Aquí, ninguna estación irrumpe de tal manera en el calendario como
el otoño. Resulta, sin duda alguna el momento en el que, de
manera más contundente, la meteorología solicita un cambio en la vida diaria.
De repente, el gris se adueña del cielo, el aire se torna
frío y húmedo y el olor a tierra mojada impregna el ambiente. Muchas hojas no
se resisten y se columpian hasta dejarse dormir sobre la madre Tierra.
Miramos extrañados el reloj cuando apreciamos que aún no ha
amanecido o que la noche se nos vino encima, el pañuelo se adueña del bolsillo
y los más coquetos podemos rescatar nuestras pañoletas, gorros y suéteres del
fondo del cajón del armario.
Llegan horas de recogimiento después de una sesión de
puertas abiertas que ha durado casi ocho meses, rescatamos libros a medio leer
y aficiones de sobremesa. Compramos nuevos sabores de té y hasta nos animamos
con alguna antigua receta de postres caseros.

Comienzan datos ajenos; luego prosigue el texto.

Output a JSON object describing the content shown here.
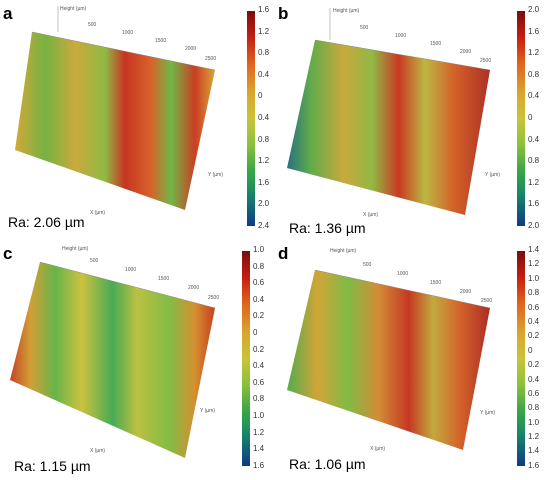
{
  "panels": [
    {
      "id": "a",
      "letter": "a",
      "ra": "Ra: 2.06 µm",
      "scale": [
        "1.6",
        "1.2",
        "0.8",
        "0.4",
        "0",
        "0.4",
        "0.8",
        "1.2",
        "1.6",
        "2.0",
        "2.4"
      ],
      "height_label": "Height (µm)",
      "x_label": "X (µm)",
      "y_label": "Y (µm)",
      "axis_ticks": [
        "500",
        "1000",
        "1500",
        "2000",
        "2500"
      ]
    },
    {
      "id": "b",
      "letter": "b",
      "ra": "Ra: 1.36 µm",
      "scale": [
        "2.0",
        "1.6",
        "1.2",
        "0.8",
        "0.4",
        "0",
        "0.4",
        "0.8",
        "1.2",
        "1.6",
        "2.0"
      ],
      "height_label": "Height (µm)",
      "x_label": "X (µm)",
      "y_label": "Y (µm)",
      "axis_ticks": [
        "500",
        "1000",
        "1500",
        "2000",
        "2500"
      ]
    },
    {
      "id": "c",
      "letter": "c",
      "ra": "Ra: 1.15 µm",
      "scale": [
        "1.0",
        "0.8",
        "0.6",
        "0.4",
        "0.2",
        "0",
        "0.2",
        "0.4",
        "0.6",
        "0.8",
        "1.0",
        "1.2",
        "1.4",
        "1.6"
      ],
      "height_label": "Height (µm)",
      "x_label": "X (µm)",
      "y_label": "Y (µm)",
      "axis_ticks": [
        "500",
        "1000",
        "1500",
        "2000",
        "2500"
      ]
    },
    {
      "id": "d",
      "letter": "d",
      "ra": "Ra: 1.06 µm",
      "scale": [
        "1.4",
        "1.2",
        "1.0",
        "0.8",
        "0.6",
        "0.4",
        "0.2",
        "0",
        "0.2",
        "0.4",
        "0.6",
        "0.8",
        "1.0",
        "1.2",
        "1.4",
        "1.6"
      ],
      "height_label": "Height (µm)",
      "x_label": "X (µm)",
      "y_label": "Y (µm)",
      "axis_ticks": [
        "500",
        "1000",
        "1500",
        "2000",
        "2500"
      ]
    }
  ]
}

Fuera, allí fuera, donde las noches se hacen recias y el
viento es el señor de montañas y valles, de bosques y marismas la vida también
cambia. Algunos ocupantes se han ido, pero los bandos de avefrías llaman la
atención a pies de carretera, las lavanderas se derraman cada día por los
campos y los celestiales trompeteos de las grullas ponen el complemento
perfecto a la invernal dehesa.
Una dulce tormenta ha llegado para quedarse unas semanas, respira
belleza en sus flecos. Espantemos al gris que pretende pegársenos al cuerpo y llevemos
la contraria al frio que nos invita a agachar la vista. Levantémosla, miremos
al frente y lejos, el horizonte sigue estando allí, cargado de nuevos matices,
de renovados tonos.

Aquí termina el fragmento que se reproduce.